Injuries to the spinal cord can cause paralysis and other permanent disabilities because severed nerve fibers do not regrow. Now, scientists of the German Center for Neurodegenerative Diseases (DZNE) have succeeded in releasing a molecular brake that prevents the regeneration of nerve connections. Treatment of mice with “Pregabalin,” a drug that acts upon the growth inhibiting mechanism, caused damaged nerve connections to regenerate.
Human nerve cells are interconnected in a network that extends to all parts of the body. In this way control signals are transmitted from head to toe, while sensory inputs flow in the opposite direction. For this to happen, impulses are passed from neuron to neuron, not unlike a relay race. Damages to this wiring system can have drastic consequences — particularly if they affect the brain or the spinal cord. This is because the cells of the central nervous system are connected by long projections. When severed, these projections, which are called “axons,” are unable to regrow.
Reawakening a lost talent
Neural pathways that have been injured can only regenerate if new connections arise between the affected cells. In a sense, the neurons have to stretch out their arms, i.e. the axons have to grow. In fact, this happens in the early stages of embryonic development. However, this ability disappears in the adult. Can it be reactivated? This was the question Professor Bradke and co-workers asked themselves. “We started from the hypothesis that neurons actively down-regulate their growth program once they have reached other cells, so that they don’t overshoot the mark. This means, there should be a braking mechanism that is triggered as soon as a neuron connects to others,” says Dr. Andrea Tedeschi, a member of the Bradke Lab and first author of the current publication.
Searching through the genome
In mice and cell cultures, the scientists started an extensive search for genes that regulate the growth of neurons. “That was like looking for the proverbial needle in the haystack. There are hundreds of active genes in every nerve cell, depending on its stage of development. To analyze the large data set we heavily relied on bioinformatics. To this end, we cooperated closely with colleagues at the University of Bonn,” says Bradke. “Ultimately, we were able to identify a promising candidate. This gene, known as Cacna2d2, plays an important role in synapse formation and function, in other words in bridging the final gap between nerve cells.” During further experiments, the researchers modified the gene’s activity, e.g. by deactivating it. In this way, they were able to prove that Cacna2d2 does actually influence axonal growth and the regeneration of nerve fibers.
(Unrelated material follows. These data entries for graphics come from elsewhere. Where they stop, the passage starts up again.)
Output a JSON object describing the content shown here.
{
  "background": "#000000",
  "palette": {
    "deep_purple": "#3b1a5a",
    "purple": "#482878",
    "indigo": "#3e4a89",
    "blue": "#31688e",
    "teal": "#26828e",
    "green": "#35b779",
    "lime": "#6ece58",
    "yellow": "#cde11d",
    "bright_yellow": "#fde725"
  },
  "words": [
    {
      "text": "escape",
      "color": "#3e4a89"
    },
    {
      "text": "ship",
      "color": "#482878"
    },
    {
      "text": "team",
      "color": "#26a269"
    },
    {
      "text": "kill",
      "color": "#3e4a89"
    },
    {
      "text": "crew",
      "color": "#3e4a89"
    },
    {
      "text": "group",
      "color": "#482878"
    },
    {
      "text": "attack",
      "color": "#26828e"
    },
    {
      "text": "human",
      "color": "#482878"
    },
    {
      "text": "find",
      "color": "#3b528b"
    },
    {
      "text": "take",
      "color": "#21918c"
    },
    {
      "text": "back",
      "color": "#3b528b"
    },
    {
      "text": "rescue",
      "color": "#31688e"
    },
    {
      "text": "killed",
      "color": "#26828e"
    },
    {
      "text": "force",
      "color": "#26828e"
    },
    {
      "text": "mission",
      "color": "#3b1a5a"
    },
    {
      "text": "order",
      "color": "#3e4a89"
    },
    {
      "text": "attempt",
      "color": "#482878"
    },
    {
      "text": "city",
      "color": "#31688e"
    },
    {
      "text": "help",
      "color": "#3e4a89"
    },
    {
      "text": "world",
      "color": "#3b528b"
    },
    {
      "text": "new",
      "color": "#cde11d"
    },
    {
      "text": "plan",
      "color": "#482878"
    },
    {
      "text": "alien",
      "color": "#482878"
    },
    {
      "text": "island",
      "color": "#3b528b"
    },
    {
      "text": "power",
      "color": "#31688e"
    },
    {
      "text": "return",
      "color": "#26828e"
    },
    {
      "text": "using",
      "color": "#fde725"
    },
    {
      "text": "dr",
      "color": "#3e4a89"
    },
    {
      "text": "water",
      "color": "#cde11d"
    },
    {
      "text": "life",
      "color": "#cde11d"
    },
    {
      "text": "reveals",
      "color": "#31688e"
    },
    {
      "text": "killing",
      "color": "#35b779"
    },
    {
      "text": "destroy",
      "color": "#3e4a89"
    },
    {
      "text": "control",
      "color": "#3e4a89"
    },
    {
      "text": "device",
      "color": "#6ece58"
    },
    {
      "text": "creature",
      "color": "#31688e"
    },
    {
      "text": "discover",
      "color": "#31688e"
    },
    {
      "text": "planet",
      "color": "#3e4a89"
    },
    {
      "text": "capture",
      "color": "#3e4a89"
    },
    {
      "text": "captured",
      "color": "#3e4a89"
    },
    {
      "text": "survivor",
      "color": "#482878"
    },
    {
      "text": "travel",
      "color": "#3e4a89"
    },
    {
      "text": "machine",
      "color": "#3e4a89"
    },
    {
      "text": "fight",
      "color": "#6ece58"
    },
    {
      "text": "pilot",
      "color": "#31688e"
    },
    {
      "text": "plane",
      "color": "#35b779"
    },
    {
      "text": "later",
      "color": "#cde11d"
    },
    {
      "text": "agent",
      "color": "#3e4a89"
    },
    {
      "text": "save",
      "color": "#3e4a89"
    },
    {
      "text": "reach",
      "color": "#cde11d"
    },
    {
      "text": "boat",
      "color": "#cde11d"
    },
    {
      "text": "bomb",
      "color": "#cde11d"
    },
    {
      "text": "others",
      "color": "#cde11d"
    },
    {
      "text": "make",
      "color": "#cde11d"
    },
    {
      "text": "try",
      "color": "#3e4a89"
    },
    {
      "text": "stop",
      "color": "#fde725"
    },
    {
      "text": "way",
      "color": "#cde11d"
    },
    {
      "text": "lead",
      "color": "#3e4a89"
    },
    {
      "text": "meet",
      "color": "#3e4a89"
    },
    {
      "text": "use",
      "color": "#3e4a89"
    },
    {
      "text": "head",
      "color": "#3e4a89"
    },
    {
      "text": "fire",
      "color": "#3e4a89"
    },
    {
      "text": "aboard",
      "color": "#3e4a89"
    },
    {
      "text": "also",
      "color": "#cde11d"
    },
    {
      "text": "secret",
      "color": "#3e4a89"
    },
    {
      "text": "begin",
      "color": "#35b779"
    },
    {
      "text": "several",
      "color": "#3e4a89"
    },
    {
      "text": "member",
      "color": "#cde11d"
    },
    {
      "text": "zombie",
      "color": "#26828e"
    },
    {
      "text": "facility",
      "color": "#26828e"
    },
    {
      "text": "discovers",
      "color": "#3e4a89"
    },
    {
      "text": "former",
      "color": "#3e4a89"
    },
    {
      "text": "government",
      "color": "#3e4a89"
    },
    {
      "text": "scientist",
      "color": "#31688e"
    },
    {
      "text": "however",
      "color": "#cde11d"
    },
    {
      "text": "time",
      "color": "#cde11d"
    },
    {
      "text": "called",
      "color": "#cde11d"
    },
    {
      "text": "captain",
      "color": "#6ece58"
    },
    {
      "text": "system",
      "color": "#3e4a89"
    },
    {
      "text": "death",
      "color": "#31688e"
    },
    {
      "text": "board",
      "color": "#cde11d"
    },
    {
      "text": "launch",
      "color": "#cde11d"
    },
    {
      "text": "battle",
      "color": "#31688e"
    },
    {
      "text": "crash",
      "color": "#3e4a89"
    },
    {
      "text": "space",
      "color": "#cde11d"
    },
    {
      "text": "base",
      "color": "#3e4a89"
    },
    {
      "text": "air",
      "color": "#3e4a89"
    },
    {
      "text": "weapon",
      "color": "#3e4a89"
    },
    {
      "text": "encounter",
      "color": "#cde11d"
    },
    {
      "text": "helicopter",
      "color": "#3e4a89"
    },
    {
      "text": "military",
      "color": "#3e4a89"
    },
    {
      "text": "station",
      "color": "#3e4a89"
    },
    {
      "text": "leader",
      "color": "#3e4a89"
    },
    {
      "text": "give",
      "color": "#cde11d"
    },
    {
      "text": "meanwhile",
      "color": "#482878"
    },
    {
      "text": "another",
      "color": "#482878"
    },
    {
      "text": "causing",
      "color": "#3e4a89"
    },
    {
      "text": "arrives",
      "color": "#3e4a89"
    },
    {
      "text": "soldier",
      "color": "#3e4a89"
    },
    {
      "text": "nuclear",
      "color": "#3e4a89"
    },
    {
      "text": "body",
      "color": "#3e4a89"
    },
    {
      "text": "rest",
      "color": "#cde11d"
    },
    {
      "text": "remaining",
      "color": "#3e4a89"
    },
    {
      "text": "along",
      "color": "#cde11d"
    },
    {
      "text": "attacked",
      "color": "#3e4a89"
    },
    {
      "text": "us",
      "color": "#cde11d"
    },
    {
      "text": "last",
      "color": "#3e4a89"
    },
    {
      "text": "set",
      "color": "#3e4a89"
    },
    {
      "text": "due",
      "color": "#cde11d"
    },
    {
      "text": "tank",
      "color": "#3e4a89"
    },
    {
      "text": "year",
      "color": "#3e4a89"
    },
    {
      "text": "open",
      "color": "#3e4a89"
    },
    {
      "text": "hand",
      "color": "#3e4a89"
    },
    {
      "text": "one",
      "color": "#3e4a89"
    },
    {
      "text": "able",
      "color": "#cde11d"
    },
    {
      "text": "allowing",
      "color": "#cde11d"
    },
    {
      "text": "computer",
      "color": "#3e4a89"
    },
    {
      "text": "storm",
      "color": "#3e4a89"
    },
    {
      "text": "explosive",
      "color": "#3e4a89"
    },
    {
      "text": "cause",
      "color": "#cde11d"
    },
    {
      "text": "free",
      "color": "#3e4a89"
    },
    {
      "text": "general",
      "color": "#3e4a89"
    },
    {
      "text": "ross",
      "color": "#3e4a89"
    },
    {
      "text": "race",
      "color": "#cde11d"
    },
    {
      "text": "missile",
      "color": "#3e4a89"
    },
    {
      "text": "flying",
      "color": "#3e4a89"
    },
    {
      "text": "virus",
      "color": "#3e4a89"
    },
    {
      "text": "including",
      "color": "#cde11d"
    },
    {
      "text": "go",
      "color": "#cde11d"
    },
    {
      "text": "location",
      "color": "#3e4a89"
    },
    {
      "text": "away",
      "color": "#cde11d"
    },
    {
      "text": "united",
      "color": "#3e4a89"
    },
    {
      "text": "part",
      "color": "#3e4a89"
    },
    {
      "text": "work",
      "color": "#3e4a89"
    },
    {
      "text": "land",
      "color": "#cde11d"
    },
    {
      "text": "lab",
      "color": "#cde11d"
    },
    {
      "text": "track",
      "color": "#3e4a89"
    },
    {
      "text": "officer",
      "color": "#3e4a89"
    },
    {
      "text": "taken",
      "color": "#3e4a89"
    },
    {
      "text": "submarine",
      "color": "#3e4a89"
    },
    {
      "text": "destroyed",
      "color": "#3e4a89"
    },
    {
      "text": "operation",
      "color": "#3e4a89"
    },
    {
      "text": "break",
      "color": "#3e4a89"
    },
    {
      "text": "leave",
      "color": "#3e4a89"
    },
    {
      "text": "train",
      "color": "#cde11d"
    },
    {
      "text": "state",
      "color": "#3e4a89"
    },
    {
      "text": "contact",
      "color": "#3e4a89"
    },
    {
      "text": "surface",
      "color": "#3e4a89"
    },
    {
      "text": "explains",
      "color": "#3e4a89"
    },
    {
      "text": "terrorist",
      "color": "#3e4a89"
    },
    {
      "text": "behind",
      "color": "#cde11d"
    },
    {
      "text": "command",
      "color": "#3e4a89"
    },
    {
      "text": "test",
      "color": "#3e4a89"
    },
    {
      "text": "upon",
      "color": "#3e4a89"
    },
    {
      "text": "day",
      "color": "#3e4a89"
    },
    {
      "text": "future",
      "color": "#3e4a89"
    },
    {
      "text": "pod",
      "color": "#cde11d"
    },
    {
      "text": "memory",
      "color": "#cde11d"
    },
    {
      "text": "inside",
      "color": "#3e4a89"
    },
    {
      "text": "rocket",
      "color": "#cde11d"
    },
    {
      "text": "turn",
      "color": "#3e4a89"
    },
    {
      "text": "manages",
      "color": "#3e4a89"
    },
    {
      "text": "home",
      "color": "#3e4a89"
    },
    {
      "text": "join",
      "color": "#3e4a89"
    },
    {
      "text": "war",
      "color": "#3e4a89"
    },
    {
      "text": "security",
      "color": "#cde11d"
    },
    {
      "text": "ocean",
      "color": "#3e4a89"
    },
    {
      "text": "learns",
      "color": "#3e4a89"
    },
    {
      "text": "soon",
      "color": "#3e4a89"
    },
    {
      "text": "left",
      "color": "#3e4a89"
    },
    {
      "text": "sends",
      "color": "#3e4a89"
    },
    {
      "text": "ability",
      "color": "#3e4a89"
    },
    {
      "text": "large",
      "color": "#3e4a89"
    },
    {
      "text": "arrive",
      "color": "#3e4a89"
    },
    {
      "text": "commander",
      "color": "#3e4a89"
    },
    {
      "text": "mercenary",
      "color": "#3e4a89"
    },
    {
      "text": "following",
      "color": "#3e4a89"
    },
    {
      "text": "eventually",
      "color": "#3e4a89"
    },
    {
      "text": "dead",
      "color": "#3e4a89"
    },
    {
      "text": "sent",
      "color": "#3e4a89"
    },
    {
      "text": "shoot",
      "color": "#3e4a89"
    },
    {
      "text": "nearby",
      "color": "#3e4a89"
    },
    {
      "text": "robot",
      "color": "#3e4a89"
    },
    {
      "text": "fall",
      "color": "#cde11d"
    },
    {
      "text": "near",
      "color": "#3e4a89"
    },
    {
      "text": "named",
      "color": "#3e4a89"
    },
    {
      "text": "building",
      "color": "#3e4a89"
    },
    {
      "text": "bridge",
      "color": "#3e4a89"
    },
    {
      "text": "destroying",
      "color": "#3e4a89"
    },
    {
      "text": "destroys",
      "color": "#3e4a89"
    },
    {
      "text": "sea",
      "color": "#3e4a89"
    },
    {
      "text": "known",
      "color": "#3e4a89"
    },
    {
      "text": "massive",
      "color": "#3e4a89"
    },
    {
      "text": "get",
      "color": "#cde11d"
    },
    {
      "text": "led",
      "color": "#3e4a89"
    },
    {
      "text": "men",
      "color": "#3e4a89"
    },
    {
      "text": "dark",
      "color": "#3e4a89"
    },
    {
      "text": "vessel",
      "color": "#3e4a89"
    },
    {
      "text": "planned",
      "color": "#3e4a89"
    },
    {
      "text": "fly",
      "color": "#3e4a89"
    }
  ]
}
Pregabalin triggered neuronal growth
Cacna2d2 encodes the blueprint of a protein that is part of a larger molecular complex. The protein anchors ion channels in the cell membrane that regulate the flow of calcium particles into the cell. Calcium levels affect cellular processes such as the release of neurotransmitters. These ion channels are therefore essential for the communication between neurons.
In further investigations, the researchers used Pregabalin (PGB), a drug that had long been known to bind to the molecular anchors of calcium channels. Over a period of several weeks, they administered PGB to mice with spinal cord injuries. As it turned out, this treatment caused new nerve connections to grow.
“Our study shows that synapse formation acts as a powerful switch that restrains axonal growth. A clinically-relevant drug can manipulate this effect,” says Bradke. In fact, PGB is already being used to treat lesions of the spinal cord, albeit it is applied as a pain killer and relatively late after the injury has occurred. “PGB might have a regenerative effect in patients, if it is given soon enough. In the long term this could lead to a new treatment approach. However, we don’t know yet.”
A new mechanism?
In previous studies, the DZNE researchers showed that certain cancer drugs can also cause damaged nerve connections to regrow. The main protagonists in this process are the “microtubules,” long protein complexes that stabilize the cell body. When the microtubules grow, axons do as well. Is there a connection between the different findings? “We don’t know whether these mechanisms are independent or whether they are somehow related,” says Bradke. “This is something we want to examine more closely in the future.”